Don Reviews "Molly's Game"

Texas Hold ‘Em is one of the most popular versions of poker, even making mainstream media coverage like ESPN. The top players may make it look easy, especially with the way the television coverage shows what each player is holding. But in a real tournament, watch out: those who think they are “experts” because they watch it on TV or play it online for fun are more than likely to get a real awakening.

“Molly’s Game” is the new film that was adapted for the screen and directed by Aaron Sorkin in his directorial debut. The film stars Jessica Chastain (The Martian, The Help), Idris Elba (Prometheus, Thor), Kevin Costner (The Untouchables, Dances with Wolves), Michael Cera (Juno, Superbad), Jeremy Strong (The Judge, Zero Dark Thirty), and Bill Camp (Loving, Gold). Inspired by true events, it is the story of Molly Brown (Chastain), an injured professional skier whose life is going nowhere until she gets hired as an assistant to a Hollywood wanna-be mogul named Dean Keith (Strong). After working for Dean for a while, he puts Molly in charge of starting a weekly underground poker game in Los Angeles that only high profile people are invited to. With that experience, Molly makes as career of running her own successful high end game, and as expected, things go south as she gets indicted by the Federal government. She hires attorney Charles Jaffey (Elba) to represent her, and from there the story of the ongoing case ensues.

I really like the way Sorkin uses his scenery and the sets to really set a proper mood that complements this story. When it comes to the acting, Chastain does well as the lead. I do not see any award nominations for her, but she does as well as she does consistently. My shout-outs in this film, however, goes to Cera, who does well in his role as a top star who is regular in the game who likes to get every advantage he can without outright cheating, as well as Elba, who does a great job as the attorney, which could possibly net him at least one Best Supporting Actor nod.
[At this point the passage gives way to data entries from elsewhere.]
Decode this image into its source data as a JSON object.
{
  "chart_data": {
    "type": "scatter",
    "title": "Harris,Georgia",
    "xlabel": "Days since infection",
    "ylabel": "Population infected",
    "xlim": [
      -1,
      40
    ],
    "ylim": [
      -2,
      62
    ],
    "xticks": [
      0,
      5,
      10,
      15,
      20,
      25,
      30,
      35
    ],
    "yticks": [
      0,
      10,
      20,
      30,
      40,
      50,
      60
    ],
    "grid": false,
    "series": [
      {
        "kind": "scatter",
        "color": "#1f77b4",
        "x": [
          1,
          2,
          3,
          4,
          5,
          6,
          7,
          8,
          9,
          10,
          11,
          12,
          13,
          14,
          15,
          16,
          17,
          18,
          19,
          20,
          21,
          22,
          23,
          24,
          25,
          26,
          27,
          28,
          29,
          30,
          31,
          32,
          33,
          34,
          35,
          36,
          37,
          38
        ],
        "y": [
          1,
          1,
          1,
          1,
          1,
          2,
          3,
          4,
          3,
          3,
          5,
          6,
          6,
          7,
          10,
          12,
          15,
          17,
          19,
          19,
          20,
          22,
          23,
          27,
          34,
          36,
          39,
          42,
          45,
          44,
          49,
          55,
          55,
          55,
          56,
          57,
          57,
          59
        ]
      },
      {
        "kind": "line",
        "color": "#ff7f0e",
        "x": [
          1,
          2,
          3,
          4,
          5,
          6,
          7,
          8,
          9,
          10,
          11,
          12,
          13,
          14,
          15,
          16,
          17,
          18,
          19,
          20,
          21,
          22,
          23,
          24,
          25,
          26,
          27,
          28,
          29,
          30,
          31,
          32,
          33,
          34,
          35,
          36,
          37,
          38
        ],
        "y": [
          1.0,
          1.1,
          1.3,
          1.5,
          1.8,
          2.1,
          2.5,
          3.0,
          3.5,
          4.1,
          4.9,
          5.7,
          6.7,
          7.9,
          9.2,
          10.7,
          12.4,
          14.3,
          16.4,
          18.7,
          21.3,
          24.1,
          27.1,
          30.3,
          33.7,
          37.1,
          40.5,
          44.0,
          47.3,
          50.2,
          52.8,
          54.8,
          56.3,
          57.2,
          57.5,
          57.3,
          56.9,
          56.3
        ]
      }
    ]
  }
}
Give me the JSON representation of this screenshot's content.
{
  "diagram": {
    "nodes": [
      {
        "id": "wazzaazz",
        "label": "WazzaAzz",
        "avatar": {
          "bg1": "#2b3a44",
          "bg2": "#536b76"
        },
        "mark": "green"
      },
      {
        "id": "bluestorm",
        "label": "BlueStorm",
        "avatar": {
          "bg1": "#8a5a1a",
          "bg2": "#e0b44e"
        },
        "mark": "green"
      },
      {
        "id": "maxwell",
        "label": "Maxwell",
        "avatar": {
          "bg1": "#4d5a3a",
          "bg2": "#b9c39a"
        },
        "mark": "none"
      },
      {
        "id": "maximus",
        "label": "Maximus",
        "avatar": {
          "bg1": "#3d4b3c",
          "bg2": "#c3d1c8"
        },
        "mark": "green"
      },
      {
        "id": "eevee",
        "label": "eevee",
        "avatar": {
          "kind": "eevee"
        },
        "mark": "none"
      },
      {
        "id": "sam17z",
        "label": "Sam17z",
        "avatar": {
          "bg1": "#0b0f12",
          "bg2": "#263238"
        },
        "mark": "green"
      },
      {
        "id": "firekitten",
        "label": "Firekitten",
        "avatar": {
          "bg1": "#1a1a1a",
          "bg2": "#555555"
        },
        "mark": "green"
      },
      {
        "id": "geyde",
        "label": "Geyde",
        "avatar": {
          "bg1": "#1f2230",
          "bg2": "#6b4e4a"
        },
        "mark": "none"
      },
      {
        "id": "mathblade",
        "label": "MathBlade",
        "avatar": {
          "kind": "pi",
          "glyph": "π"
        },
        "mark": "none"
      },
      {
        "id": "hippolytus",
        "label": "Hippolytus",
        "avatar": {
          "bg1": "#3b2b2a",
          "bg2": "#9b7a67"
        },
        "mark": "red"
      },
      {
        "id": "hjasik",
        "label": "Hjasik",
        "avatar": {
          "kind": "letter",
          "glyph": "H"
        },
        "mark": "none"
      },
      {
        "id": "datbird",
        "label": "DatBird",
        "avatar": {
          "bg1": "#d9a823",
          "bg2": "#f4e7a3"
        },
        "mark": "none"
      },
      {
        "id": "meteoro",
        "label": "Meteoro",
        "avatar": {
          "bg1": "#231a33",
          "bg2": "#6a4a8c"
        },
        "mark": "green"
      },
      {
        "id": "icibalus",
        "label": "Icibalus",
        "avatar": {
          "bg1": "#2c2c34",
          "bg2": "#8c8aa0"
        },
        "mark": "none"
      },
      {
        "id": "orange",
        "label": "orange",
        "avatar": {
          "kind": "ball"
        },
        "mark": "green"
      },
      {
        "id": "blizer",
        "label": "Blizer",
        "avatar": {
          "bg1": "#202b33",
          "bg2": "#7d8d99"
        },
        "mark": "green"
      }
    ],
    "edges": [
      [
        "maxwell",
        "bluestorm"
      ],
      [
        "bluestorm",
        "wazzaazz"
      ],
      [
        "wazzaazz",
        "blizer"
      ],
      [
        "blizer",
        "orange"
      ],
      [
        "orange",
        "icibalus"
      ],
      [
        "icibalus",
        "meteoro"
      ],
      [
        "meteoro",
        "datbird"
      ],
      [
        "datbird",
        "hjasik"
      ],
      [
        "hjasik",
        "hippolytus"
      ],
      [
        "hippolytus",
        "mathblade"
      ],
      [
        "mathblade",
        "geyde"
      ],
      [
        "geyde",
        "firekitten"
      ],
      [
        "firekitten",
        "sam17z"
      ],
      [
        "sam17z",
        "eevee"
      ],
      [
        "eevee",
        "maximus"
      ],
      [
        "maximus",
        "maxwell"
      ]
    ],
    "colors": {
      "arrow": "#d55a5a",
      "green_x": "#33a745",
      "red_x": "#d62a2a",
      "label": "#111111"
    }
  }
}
“Molly’s Game” runs about two hours and twenty minutes, but the way it is presented I stayed still interested. With the narration through the film by Chastain explaining what happened and why things turned out the way they did, it helped me understand the plot much better with even good little twist at the end which pleasantly surprised me. This film is rated “R,” but so keep that in mind when it comes to whom you go to this with, so I will recommend it as a matinee showing in the theaters.